Have you got the ability to do this - https://youtu.be/lHGA2OtwP-Y?t=1m6s - if you can widen the spray then it will be fine as is


----------



## Kadir (Mar 23, 2008)

JamieJC666 said:


> I have recently purchased a Karcher K4 mainly for the patio and GTR. The K4 is very powerful and I'm just wondering from those of you that own pressure washers are they safe to use on cars?
> 
> Any tips on using this on the car as well would be great before I go blasting.
> 
> Cheers


The K4 should come complete with a Vario Power Spray lance. This has a level of adjustability and can be used fine when cleaning cars. Needless to say, use the lance a safe distance from the coachwork.

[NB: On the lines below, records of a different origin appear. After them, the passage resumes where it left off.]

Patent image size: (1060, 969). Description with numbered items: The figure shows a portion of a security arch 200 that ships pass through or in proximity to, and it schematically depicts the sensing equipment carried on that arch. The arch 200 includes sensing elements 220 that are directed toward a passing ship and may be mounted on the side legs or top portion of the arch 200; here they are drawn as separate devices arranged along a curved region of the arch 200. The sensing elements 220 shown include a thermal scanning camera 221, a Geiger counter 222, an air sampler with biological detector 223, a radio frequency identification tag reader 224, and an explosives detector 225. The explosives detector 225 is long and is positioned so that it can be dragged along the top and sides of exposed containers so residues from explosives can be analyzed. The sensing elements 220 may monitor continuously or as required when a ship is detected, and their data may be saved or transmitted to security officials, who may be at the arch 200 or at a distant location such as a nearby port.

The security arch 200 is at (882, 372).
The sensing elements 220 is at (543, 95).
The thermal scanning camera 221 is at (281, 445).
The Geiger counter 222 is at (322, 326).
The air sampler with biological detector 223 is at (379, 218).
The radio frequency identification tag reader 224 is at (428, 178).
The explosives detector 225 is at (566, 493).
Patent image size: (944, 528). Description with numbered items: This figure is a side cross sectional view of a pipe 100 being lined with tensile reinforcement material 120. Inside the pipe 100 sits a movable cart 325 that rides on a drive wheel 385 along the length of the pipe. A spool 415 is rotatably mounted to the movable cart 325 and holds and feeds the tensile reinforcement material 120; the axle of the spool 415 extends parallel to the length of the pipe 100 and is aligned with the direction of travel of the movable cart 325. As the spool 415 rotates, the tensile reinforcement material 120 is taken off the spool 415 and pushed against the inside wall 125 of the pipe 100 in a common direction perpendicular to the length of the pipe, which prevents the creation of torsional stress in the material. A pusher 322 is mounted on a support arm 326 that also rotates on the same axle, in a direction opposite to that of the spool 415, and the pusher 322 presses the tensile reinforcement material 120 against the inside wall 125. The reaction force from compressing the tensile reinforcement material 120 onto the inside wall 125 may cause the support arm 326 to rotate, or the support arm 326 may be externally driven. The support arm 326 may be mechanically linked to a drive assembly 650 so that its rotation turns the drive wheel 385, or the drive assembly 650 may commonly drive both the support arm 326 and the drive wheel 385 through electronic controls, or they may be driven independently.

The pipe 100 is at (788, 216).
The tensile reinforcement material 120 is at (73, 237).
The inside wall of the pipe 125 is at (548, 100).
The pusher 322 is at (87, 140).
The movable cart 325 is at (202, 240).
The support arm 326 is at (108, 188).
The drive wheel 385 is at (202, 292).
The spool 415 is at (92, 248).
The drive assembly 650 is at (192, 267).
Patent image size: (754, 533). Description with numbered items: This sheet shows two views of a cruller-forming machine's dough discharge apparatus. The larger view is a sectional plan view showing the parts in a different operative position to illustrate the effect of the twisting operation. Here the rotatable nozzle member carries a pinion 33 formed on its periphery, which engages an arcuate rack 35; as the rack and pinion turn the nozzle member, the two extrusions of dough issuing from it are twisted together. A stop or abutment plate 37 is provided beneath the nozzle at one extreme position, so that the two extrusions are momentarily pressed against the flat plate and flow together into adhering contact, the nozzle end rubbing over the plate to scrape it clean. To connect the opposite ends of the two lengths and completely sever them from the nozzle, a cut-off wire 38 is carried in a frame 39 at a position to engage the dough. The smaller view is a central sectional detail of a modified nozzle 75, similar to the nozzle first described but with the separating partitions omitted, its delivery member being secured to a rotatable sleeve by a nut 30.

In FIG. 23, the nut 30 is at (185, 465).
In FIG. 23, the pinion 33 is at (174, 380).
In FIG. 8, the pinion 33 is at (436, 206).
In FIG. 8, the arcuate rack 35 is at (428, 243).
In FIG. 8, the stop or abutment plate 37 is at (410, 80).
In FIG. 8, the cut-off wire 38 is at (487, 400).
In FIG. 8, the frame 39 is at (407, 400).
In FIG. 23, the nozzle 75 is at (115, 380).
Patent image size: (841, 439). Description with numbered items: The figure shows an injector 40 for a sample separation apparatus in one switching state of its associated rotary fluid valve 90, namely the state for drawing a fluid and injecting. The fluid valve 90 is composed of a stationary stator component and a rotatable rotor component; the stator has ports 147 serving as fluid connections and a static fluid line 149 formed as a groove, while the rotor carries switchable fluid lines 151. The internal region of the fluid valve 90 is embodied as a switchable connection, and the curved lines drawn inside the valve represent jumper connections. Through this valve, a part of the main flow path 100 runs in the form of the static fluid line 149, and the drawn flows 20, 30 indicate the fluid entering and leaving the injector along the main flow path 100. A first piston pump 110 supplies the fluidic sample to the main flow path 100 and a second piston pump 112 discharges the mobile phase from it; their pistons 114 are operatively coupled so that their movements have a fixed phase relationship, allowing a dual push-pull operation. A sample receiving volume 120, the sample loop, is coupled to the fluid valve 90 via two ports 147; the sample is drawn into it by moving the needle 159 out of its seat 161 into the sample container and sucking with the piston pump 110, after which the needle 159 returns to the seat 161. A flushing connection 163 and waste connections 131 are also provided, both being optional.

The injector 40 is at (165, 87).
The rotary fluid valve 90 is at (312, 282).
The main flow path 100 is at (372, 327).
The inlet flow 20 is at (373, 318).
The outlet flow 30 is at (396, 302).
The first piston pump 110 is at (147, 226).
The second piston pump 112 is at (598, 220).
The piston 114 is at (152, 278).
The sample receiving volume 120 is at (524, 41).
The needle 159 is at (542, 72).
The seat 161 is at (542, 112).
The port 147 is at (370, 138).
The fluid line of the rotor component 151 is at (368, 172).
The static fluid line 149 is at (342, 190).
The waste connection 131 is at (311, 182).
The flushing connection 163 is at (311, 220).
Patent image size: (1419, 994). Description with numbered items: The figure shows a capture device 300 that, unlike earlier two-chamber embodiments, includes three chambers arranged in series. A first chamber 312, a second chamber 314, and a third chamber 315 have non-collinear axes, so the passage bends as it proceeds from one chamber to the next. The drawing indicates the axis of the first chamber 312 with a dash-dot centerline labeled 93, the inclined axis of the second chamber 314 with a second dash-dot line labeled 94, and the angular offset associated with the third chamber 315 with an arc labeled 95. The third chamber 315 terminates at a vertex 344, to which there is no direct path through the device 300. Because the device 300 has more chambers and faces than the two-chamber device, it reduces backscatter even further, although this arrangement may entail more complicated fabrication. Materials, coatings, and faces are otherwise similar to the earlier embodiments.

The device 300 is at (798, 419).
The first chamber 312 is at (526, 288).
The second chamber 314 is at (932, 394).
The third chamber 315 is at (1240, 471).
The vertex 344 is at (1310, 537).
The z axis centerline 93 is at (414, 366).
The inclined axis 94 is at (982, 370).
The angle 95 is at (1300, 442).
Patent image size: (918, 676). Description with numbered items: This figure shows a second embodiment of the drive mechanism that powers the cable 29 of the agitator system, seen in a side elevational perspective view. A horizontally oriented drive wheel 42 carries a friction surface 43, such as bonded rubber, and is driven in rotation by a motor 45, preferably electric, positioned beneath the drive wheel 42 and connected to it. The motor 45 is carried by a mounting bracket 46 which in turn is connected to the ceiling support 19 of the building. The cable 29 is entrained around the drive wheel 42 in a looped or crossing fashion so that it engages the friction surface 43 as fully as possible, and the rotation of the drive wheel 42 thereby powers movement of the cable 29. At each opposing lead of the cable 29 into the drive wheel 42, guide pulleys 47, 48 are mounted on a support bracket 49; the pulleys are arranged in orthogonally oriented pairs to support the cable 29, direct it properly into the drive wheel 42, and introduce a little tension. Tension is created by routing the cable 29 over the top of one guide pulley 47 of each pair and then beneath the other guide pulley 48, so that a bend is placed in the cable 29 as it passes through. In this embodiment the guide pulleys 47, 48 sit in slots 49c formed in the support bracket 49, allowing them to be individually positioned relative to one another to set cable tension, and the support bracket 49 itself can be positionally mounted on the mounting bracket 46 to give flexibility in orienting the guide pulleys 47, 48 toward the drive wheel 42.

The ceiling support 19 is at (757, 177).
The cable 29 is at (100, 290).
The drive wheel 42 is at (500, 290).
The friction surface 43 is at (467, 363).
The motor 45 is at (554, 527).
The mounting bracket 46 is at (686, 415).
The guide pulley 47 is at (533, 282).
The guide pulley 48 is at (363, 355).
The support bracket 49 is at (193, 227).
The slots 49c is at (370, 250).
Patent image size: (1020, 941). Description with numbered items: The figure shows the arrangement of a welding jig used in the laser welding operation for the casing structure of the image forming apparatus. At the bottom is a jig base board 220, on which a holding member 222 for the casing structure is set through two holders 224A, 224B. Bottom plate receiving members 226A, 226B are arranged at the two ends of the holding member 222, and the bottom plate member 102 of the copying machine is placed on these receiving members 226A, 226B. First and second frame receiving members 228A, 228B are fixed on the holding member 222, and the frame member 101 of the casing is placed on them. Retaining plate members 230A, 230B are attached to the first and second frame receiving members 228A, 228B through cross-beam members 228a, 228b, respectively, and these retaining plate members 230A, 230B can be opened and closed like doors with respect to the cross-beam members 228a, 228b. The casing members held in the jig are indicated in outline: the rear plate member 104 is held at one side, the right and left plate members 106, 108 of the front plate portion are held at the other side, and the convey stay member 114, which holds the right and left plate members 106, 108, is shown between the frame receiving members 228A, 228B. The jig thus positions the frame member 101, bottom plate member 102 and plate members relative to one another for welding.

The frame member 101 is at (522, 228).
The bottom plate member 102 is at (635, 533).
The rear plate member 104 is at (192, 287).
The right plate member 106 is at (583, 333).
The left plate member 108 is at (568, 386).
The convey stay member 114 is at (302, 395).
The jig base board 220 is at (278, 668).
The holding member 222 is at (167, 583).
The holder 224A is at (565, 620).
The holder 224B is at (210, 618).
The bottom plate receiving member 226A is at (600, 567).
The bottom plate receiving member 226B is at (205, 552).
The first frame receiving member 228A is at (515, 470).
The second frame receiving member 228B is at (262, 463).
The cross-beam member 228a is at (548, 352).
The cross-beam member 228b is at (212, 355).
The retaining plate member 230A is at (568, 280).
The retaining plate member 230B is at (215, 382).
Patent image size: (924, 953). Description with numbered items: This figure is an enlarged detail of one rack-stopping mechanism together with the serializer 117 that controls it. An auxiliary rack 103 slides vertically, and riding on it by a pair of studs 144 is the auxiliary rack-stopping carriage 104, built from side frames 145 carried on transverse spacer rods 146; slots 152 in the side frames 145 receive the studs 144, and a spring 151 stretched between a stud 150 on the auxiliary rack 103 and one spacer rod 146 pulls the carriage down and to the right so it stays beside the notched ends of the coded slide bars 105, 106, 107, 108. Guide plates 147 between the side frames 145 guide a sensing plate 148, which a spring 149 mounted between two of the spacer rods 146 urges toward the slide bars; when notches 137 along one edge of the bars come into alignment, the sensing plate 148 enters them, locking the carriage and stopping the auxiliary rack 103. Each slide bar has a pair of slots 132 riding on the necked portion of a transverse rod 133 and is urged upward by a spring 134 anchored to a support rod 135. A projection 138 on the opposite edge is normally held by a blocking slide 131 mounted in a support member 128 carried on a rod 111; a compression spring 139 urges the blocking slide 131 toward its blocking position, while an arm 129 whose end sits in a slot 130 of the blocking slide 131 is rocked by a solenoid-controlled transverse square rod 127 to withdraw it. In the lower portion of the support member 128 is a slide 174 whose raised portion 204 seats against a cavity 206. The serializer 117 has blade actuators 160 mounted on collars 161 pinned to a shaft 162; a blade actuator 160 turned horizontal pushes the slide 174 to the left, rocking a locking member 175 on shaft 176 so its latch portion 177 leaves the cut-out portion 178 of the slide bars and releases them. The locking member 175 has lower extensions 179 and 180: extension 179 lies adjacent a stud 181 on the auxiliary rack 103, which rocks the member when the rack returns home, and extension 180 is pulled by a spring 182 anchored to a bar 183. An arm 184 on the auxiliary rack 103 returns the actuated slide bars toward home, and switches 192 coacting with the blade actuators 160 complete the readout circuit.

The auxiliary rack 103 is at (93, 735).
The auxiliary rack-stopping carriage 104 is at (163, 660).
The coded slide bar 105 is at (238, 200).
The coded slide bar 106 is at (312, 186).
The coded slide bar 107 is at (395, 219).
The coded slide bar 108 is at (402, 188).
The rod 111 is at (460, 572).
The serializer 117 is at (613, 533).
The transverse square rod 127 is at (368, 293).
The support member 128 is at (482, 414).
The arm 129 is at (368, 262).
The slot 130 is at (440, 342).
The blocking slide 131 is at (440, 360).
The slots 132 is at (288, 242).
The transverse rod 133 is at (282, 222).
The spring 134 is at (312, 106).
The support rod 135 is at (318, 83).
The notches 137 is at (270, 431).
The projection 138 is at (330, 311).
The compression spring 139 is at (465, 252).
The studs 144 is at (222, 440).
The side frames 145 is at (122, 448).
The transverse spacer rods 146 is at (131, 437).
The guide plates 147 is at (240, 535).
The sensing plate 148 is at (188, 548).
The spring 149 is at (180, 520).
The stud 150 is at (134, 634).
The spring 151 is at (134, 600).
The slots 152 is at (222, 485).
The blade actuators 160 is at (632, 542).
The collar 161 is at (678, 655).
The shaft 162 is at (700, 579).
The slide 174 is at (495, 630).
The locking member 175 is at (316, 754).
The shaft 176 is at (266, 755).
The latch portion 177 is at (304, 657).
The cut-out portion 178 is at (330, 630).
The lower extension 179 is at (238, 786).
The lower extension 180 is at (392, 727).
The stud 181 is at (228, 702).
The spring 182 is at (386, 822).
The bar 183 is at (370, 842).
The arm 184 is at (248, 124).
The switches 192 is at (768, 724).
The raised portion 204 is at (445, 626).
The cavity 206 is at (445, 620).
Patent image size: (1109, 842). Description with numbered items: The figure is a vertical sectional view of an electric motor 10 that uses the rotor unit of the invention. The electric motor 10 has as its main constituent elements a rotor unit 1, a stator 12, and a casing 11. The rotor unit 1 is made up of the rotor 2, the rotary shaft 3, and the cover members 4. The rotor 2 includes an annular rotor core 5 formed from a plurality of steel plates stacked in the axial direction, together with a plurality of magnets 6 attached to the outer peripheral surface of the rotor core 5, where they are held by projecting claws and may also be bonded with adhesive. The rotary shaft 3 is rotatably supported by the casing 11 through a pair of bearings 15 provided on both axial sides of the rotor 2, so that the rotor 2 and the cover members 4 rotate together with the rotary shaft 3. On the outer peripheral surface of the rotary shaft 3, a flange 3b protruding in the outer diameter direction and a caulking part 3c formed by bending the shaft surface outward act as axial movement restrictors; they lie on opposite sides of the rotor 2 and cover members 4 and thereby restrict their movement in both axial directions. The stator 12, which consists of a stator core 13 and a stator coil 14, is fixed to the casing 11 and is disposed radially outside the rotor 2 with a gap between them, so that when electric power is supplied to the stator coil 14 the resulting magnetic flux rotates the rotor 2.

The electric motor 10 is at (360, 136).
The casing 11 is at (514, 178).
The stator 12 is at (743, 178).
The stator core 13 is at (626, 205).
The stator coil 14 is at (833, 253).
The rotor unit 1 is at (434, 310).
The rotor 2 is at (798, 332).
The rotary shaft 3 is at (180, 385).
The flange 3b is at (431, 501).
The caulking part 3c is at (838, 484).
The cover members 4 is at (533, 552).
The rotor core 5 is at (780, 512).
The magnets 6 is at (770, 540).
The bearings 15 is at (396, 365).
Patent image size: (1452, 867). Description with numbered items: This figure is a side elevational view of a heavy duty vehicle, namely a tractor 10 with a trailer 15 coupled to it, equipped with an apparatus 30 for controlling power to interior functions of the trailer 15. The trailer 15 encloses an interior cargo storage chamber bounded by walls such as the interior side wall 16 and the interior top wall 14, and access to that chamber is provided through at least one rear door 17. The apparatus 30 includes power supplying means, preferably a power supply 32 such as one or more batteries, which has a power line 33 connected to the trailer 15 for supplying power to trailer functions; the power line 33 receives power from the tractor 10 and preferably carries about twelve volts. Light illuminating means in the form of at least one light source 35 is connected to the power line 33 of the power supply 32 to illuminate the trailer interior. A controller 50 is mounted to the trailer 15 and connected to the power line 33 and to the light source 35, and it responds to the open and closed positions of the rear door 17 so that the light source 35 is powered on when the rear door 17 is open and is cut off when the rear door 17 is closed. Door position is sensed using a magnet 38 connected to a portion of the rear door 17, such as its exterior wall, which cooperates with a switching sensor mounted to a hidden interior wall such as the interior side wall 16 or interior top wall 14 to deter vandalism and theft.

And a link for your perusal..

Safe Washing And Drying | Car Care Advice | Polished Bliss


----------



## Kadir (Mar 23, 2008)

As TomS rightly notes, Karcher also offer a Snow Foam Lance which should retail at less than £20.00 (your local branch of Halfords should hold stock of these). Or you can buy a proper foam lance for K-Series Karcher fitment for around the £50.00 mark. Polished Bliss can supply these.


----------



## GTR RGT (Aug 29, 2006)

I use an industrial sized kartcher diesel engine steam cleaner with a modified nozzle on my care with a wrap. I keep about 30cm distance and I be extra careful around the edges. Not problems as yet BUT I do keep the temps below 30 and chem off completely.


----------



## evogeof (Aug 3, 2014)

i have this jet wash biggest pile of crap I've ever bought, leaks,falls apart,cheap,hose don't reel in nice,wheels done wheel freely,hose keeps twisting. ill get a nilfisk next time


----------



## Kadir (Mar 23, 2008)

I have a K3.575 which has stood in for my Kranzle 160TST. Karcher has been fine in the near 3 years I have had. I had to replace the high pressure hose but that is about it.


----------



## jrattan (Oct 23, 2014)

Don't go blasting is my advice lol
Don't directly spray at the car, angle it using a wide generous adjustment so the water comes out V shape so it doesn't give direct pressure to the paint. 
All the detailing forums say but an after market foam lance attachment as the karcher one doesn't foam well and isn't very big.


----------



## JamieJC666 (Oct 26, 2008)

Thanks all for the tips, its does indeed come with a vari lance where you can adjust the pressure so ill be using that. With the K4 it also has a nossle that can be put into a bottle of foam or whatever for washing the car, ill try that and if its no good look at the actual foam attatchment nossle.


----------



## Donga (Mar 3, 2013)

I have a Nilfisk P150.2. It is very powerful so stand back a little when doing around the skirts, splitter etc. I use a Snow Foam Lance too which is also very good. Jet wash is very well built, quite heavy, but no problems at all after a year. The hose reels in very nicely too and can be fairly compact when all put away.


----------



## bac12476 (Jul 8, 2013)

great


----------



## CT17 (Mar 25, 2011)

evogeof said:


> i have this jet wash biggest pile of crap I've ever bought, leaks,falls apart,cheap,hose don't reel in nice,wheels done wheel freely,hose keeps twisting. ill get a nilfisk next time


After going through several Karchers I went to Nilfisk.
Wouldn't buy a yellow one again.


----------



## tarmac terror (Jul 16, 2003)

JamieJC666 said:


> I have recently purchased a Karcher K4 mainly for the patio and GTR. The K4 is very powerful and I'm just wondering from those of you that own pressure washers are they safe to use on cars?
> 
> Any tips on using this on the car as well would be great before I go blasting.
> 
> Cheers


Aim, squeeze, clean....

:chuckle:


TT


----------



## JamieJC666 (Oct 26, 2008)

Thanking you all,still not used it lol


----------



## Robbie J (Jan 8, 2005)

my nilfisk blew up after 18months, I can't find the receipt and the support lines are rubbish

onto a cheap bosch one now, it came with a car and normal lance and cost £70


----------